SIHLE ZIKALALA
South African history is replete with the deliberate invisibility and gross marginalisation of black thinkers, leaders, warriors, freedom fighters, and men and women of exemplary fortitude across the ages.
Despite the best will in the young yet visionary progressive scholarship and political agitations commonly known as decoloniality, Africans and their major contribution in human progress and key moments of our history are largely erased or reduced to inconsequential accidents of their times.
The towering African Christian missionary convert, cultural interpreter, visual artist, teacher, peace emissary, printing manager and writer, Magema Magwaza Fuze’s, is a typical story of the untold injustices and the pernicious results of colonial and racist historiography. How many South Africans today remember, let alone know, Magema kaMagwaza Fuze, who also called himself, Skelemu, (uma ezibongela)?
We raise Fuze’s name today because this year marks the 100th anniversary of the publication of his seminal book, Abantu Abamnyama Lapa Bavela Ngakona, in 1922. The book was later translated into English in 1979 as Black People And Whence They Came. It was the first book to be published by a Zulu native speaker in South Africa. Fuze first expressed most of the ideas in his book on the pages of Inkanyiso and Ilanga lase Natal.
Undoubtedly, this text is a piece of important history, and thanks to leading Fuze scholar, Professor Hlonipha Mokoena, and the UKZN Press among others, the book will be republished sometime this year. Also, it is pleasing to know that a team of historians at the University of Cape Town, led by Prof Carolyn Hamilton, are galvanising their peers across the world in honour of the great Magema Fuze, an illustrious son of our province.
Well, a brief history lesson is in order here.
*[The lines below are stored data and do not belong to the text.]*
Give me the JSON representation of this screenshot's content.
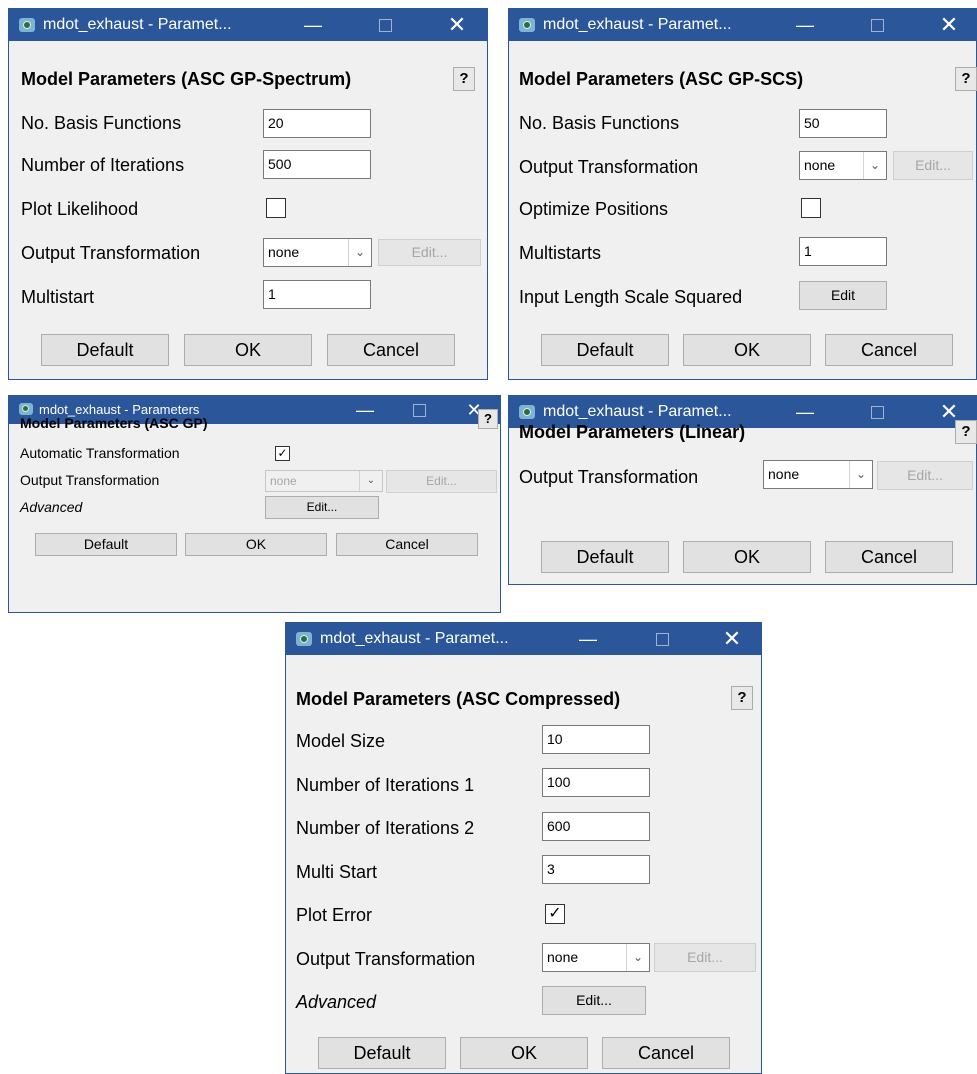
{
  "colors": {
    "titlebar": "#2b579a",
    "dialog_bg": "#f0f0f0",
    "button_bg": "#e1e1e1"
  },
  "icons": {
    "app": "app-icon",
    "minimize": "minimize-icon",
    "maximize": "maximize-icon",
    "close": "close-icon"
  },
  "window_controls": {
    "minimize": "—",
    "maximize": "",
    "close": "✕"
  },
  "dialogs": {
    "spectrum": {
      "title": "mdot_exhaust - Paramet...",
      "header": "Model Parameters (ASC GP-Spectrum)",
      "help": "?",
      "basis_label": "No. Basis Functions",
      "basis_value": "20",
      "iter_label": "Number of Iterations",
      "iter_value": "500",
      "plot_label": "Plot Likelihood",
      "plot_checked": "",
      "output_label": "Output Transformation",
      "output_value": "none",
      "edit_label": "Edit...",
      "multistart_label": "Multistart",
      "multistart_value": "1",
      "default_label": "Default",
      "ok_label": "OK",
      "cancel_label": "Cancel"
    },
    "scs": {
      "title": "mdot_exhaust - Paramet...",
      "header": "Model Parameters (ASC GP-SCS)",
      "help": "?",
      "basis_label": "No. Basis Functions",
      "basis_value": "50",
      "output_label": "Output Transformation",
      "output_value": "none",
      "edit_disabled_label": "Edit...",
      "optimize_label": "Optimize Positions",
      "optimize_checked": "",
      "multistarts_label": "Multistarts",
      "multistarts_value": "1",
      "length_label": "Input Length Scale Squared",
      "length_edit_label": "Edit",
      "default_label": "Default",
      "ok_label": "OK",
      "cancel_label": "Cancel"
    },
    "gp": {
      "title": "mdot_exhaust - Parameters",
      "header": "Model Parameters (ASC GP)",
      "help": "?",
      "auto_label": "Automatic Transformation",
      "auto_checked": "✓",
      "output_label": "Output Transformation",
      "output_value": "none",
      "edit_disabled_label": "Edit...",
      "advanced_label": "Advanced",
      "advanced_edit_label": "Edit...",
      "default_label": "Default",
      "ok_label": "OK",
      "cancel_label": "Cancel"
    },
    "linear": {
      "title": "mdot_exhaust - Paramet...",
      "header": "Model Parameters (Linear)",
      "help": "?",
      "output_label": "Output Transformation",
      "output_value": "none",
      "edit_disabled_label": "Edit...",
      "default_label": "Default",
      "ok_label": "OK",
      "cancel_label": "Cancel"
    },
    "compressed": {
      "title": "mdot_exhaust - Paramet...",
      "header": "Model Parameters (ASC Compressed)",
      "help": "?",
      "size_label": "Model Size",
      "size_value": "10",
      "iter1_label": "Number of Iterations 1",
      "iter1_value": "100",
      "iter2_label": "Number of Iterations 2",
      "iter2_value": "600",
      "multi_label": "Multi Start",
      "multi_value": "3",
      "plot_label": "Plot Error",
      "plot_checked": "✓",
      "output_label": "Output Transformation",
      "output_value": "none",
      "edit_disabled_label": "Edit...",
      "advanced_label": "Advanced",
      "advanced_edit_label": "Edit...",
      "default_label": "Default",
      "ok_label": "OK",
      "cancel_label": "Cancel"
    }
  }
}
Magema Fuze was born around 1844 in the Richmond area in KwaZulu-Natal and died on 20 September 1920. In 1856, at age 12, Fuze joined Bishop John William Colenso (uSobantu) at the missionary’s short-lived school, Ekukhanyeni, and converted to Christianity, waba yikholwa.
While loyal to Christian teachings, Fuze and his fellow convert, William Ngidi, later became polygamists, and by disobeying Colenso’s insistence that every Christian man could only take one wife, they were also affirming their African ancestral practices that colonialism sought to denigrate and destroy. As time went on, Fuze became one of the fierce critiques of colonialism and the suffering it brought on Africans. It is therefore apt that we not only locate him in the realms of kholwa intellectuals but equally important is to salute him as one of the founding fathers of African nationalism.
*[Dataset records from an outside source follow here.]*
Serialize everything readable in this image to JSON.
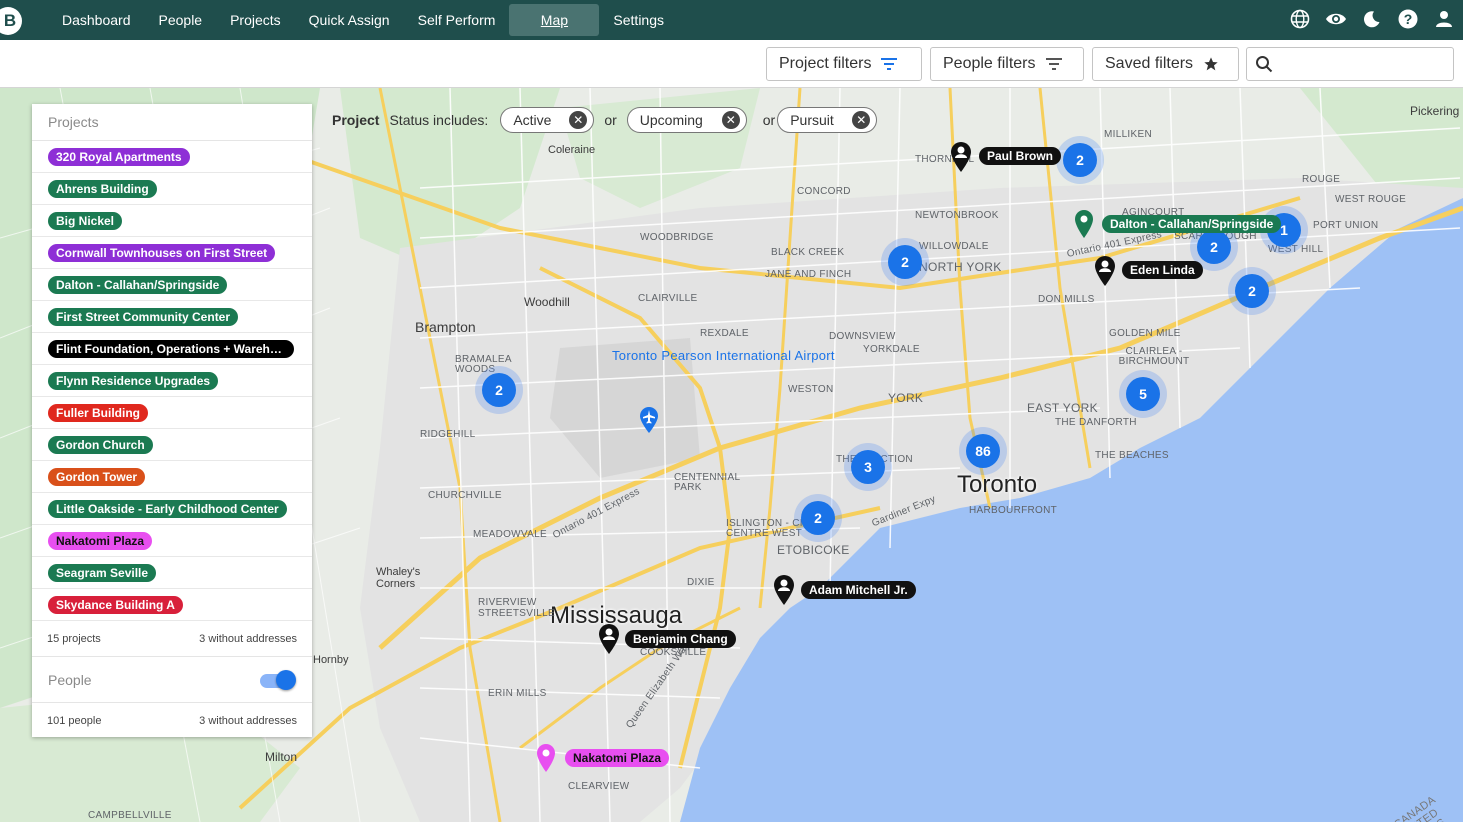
{
  "nav": {
    "logo": "B",
    "items": [
      {
        "label": "Dashboard"
      },
      {
        "label": "People"
      },
      {
        "label": "Projects"
      },
      {
        "label": "Quick Assign"
      },
      {
        "label": "Self Perform"
      },
      {
        "label": "Map",
        "active": true
      },
      {
        "label": "Settings"
      }
    ],
    "icons": [
      "globe-icon",
      "eye-icon",
      "moon-icon",
      "help-icon",
      "user-icon"
    ]
  },
  "filters": {
    "project_filters": "Project filters",
    "people_filters": "People filters",
    "saved_filters": "Saved filters",
    "search_placeholder": ""
  },
  "status_bar": {
    "label": "Project",
    "prefix": "Status includes:",
    "joiner": "or",
    "chips": [
      "Active",
      "Upcoming",
      "Pursuit"
    ]
  },
  "panel": {
    "projects_heading": "Projects",
    "projects": [
      {
        "name": "320 Royal Apartments",
        "color": "#8e2fd6"
      },
      {
        "name": "Ahrens Building",
        "color": "#1b7a52"
      },
      {
        "name": "Big Nickel",
        "color": "#1b7a52"
      },
      {
        "name": "Cornwall Townhouses on First Street",
        "color": "#8e2fd6"
      },
      {
        "name": "Dalton - Callahan/Springside",
        "color": "#1b7a52"
      },
      {
        "name": "First Street Community Center",
        "color": "#1b7a52"
      },
      {
        "name": "Flint Foundation, Operations + Warehouse",
        "color": "#000000"
      },
      {
        "name": "Flynn Residence Upgrades",
        "color": "#1b7a52"
      },
      {
        "name": "Fuller Building",
        "color": "#e0281e"
      },
      {
        "name": "Gordon Church",
        "color": "#1b7a52"
      },
      {
        "name": "Gordon Tower",
        "color": "#d9501a"
      },
      {
        "name": "Little Oakside - Early Childhood Center",
        "color": "#1b7a52"
      },
      {
        "name": "Nakatomi Plaza",
        "color": "#e84ff0",
        "text_color": "#111111"
      },
      {
        "name": "Seagram Seville",
        "color": "#1b7a52"
      },
      {
        "name": "Skydance Building A",
        "color": "#d8203a"
      }
    ],
    "projects_count": "15 projects",
    "projects_without": "3 without addresses",
    "people_heading": "People",
    "people_toggle_on": true,
    "people_count": "101 people",
    "people_without": "3 without addresses"
  },
  "map": {
    "clusters": [
      "2",
      "2",
      "2",
      "2",
      "5",
      "86",
      "3",
      "2",
      "2",
      "1"
    ],
    "people_pins": [
      "Paul Brown",
      "Eden Linda",
      "Adam Mitchell Jr.",
      "Benjamin Chang"
    ],
    "project_pins": [
      {
        "name": "Dalton - Callahan/Springside",
        "color": "#1b7a52"
      },
      {
        "name": "Nakatomi Plaza",
        "color": "#e84ff0"
      }
    ],
    "big_labels": [
      "Toronto",
      "Mississauga"
    ],
    "city_labels": [
      "Brampton",
      "Woodhill",
      "Coleraine",
      "Milton",
      "Hornby",
      "Whaley's Corners",
      "Pickering"
    ],
    "area_labels": [
      "NORTH YORK",
      "YORK",
      "EAST YORK",
      "ETOBICOKE",
      "SCARBOROUGH",
      "WEST HILL",
      "PORT UNION",
      "WEST ROUGE",
      "ROUGE",
      "MILLIKEN",
      "AGINCOURT",
      "THORNHILL",
      "CONCORD",
      "NEWTONBROOK",
      "WILLOWDALE",
      "BLACK CREEK",
      "JANE AND FINCH",
      "DOWNSVIEW",
      "YORKDALE",
      "WESTON",
      "DON MILLS",
      "GOLDEN MILE",
      "CLAIRLEA - BIRCHMOUNT",
      "THE DANFORTH",
      "THE BEACHES",
      "HARBOURFRONT",
      "CENTENNIAL PARK",
      "ISLINGTON - CITY CENTRE WEST",
      "WOODBRIDGE",
      "CLAIRVILLE",
      "REXDALE",
      "BRAMALEA WOODS",
      "RIDGEHILL",
      "CHURCHVILLE",
      "MEADOWVALE",
      "DIXIE",
      "RIVERVIEW STREETSVILLE",
      "COOKSVILLE",
      "ERIN MILLS",
      "CLEARVIEW",
      "CAMPBELLVILLE",
      "THE JUNCTION"
    ],
    "airport_label": "Toronto Pearson International Airport",
    "highway_labels": [
      "Ontario 401 Express",
      "Gardiner Expy",
      "Queen Elizabeth Way"
    ],
    "border_label": "CANADA UNITED STATES"
  }
}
To remember the remarkable yet difficult life of Magema Fuze is to return to a rich writing and intellectual heritage of other pioneering figures in the history of black writing, first in the service of Christianity, and secondly, in the quest for the emancipation of Africans, and their overall participation in modernity. Names like William Ngidi, John Tengo Jabavu, Sol Plaatje and John Dube, come to mind.
There are several reasons why Fuze stands out, why he gives us a great deal of pride, why he should inspire all of us, especially the youth, to work even harder in pursuit of their goals no matter the challenges.
Firstly, the people of KwaZulu-Natal, in particular, and all Africans, need to pay tribute to Magema Fuze for his unique, at times difficult and dangerous exemplary role during key moments of 19th-century history, perhaps the harshest days of colonial violence and land plunder against Africans in this province.
Secondly, it is remarkable that in his lifetime, Fuze saw the reigns of four Zulu kings: Mpande, Cetshwayo, Dinuzulu and Solomon kaBhekuzulu. Following the arrest and banishment of the Hlubi king, Langalibalele, Magema Fuze played a key role as an interpreter and witnessed the brutal destruction of the Hlubi kingdom by the British led by Sir Theophilus Shepstone.
Thirdly, Fuze saw the destruction of the Zulu kingdom that began with the Ncome defeat of the Zulus, King Cetshwayo’s arrest and banishment as part of the bloody Anglo-Zulu War of 1879. This devastation left him deeply scarred and helped sharpen his response to the injustices of the time.
Fourthly, in 1896, he travelled with King Dinuzulu to the island of St Helena as his personal secretary, a time of immense trials and tribulations for Fuze. The trip was made possible by the Colenso’s daughters, Harriette and Angela.
Lastly, we call upon all the people of KwaZulu-Natal to look out for celebrations in honour of the great pioneer, Magema kaMagwaza Fuze, and to be inspired by his life. A tribute to Fuze is inadvertently also a tribute to a great African mind, a resilient spirit, and a formidable man of letters.
The pride we derive from our heroes should always influence our thinking and sharpen us to excel whatever role and responsibility we carry as individuals or collectively.